As usual, the argument in Boyer came down to a choice between the “plain meaning” of the removal statute (21 U.S.C. §1441(b)), and the plaintiff’s claim that removal before service was some sort of gimmick that courts simply should not allow, no matter what Congress provided. The court (Judge Ludwig) came down on the side of plain meaning. Slip op. at 2-6 (collecting cases – including some we haven’t cited before in the blog).
A couple of notes about Boyer:
First, the court drew a distinction between removal before service by the forum as opposed to the non-forum defendant, and suggested that remand is more appropriate “where the unserved removing party was the forum defendant.” Boyer, slip op. at 4 n.2. We don’t think that should matter, but to the extent that it does – a word to the wise is sufficient. If the defendant has a choice (and in Boyer we think there was), then always have the non-forum defendant do the removing. No use handing the other side an issue that can be avoided.
Second, the plaintiff in Boyer did something a little unusual – serving the forum defendant anyway after the case was removed, and claiming that made a difference. One reason that argument’s unusual is probably that it’s quite meritless. As the court observed, “[t]he propriety of removal is determined as of the date of removal.” Slip op. at 4 (citing Wright & Miller).
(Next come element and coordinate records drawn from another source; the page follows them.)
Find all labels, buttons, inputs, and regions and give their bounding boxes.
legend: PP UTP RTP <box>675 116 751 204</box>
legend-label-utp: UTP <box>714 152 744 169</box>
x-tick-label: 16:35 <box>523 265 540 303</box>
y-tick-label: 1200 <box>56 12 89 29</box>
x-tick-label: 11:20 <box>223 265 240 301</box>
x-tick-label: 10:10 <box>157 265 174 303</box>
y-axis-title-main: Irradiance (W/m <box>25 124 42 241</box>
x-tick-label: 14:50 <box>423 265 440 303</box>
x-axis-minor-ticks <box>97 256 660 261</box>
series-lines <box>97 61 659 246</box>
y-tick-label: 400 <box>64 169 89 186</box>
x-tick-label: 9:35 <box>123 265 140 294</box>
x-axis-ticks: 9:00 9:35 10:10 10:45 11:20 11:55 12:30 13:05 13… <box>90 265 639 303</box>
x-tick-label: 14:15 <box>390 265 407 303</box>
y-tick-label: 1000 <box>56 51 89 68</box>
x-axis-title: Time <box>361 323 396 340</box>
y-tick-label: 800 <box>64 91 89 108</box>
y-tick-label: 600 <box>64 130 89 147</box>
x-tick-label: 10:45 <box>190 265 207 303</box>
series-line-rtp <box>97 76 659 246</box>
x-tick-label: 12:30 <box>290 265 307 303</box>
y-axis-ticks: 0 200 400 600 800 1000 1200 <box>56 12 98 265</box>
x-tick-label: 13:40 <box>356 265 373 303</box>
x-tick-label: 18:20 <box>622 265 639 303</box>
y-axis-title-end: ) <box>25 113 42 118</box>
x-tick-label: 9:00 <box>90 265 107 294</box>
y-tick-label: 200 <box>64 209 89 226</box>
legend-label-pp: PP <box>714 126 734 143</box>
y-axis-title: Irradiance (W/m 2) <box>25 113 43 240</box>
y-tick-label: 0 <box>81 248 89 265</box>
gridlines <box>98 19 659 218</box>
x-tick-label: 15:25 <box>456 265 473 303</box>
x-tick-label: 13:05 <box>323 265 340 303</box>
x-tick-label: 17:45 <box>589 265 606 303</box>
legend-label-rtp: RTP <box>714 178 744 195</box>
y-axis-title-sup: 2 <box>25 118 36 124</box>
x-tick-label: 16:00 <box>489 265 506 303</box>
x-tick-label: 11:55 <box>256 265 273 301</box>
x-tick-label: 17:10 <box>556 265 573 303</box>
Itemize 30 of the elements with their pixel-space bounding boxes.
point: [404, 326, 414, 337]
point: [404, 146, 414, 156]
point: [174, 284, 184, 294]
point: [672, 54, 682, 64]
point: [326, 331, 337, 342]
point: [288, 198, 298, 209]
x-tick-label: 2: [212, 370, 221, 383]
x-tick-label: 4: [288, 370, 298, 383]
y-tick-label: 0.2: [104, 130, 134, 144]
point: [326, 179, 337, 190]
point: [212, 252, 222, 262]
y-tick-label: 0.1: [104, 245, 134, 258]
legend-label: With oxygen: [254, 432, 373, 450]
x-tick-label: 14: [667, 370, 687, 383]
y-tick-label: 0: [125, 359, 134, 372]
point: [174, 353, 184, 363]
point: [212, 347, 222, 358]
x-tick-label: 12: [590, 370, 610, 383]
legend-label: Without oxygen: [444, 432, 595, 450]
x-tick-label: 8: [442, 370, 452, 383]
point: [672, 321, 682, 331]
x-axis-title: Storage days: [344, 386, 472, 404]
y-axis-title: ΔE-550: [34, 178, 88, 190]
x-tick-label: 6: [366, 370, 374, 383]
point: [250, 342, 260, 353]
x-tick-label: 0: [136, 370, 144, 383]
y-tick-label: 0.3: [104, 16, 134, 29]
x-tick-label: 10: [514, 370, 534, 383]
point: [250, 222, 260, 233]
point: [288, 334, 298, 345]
So if you’re keeping track, Boyer is one more win for the good guys. We’ll close the way the court did:
[T]he propriety of pre-service removal has been recognized. . . . [T]he removal statutes expressly permit defendants to remove state court actions to federal court prior to service. The pre-service removal of this action by a non-forum defendant where the forum defendant had not been served prior to removal was proper under the unambiguous language of §1441(b).
Boyer, slip op. at 4-5 (citations omitted).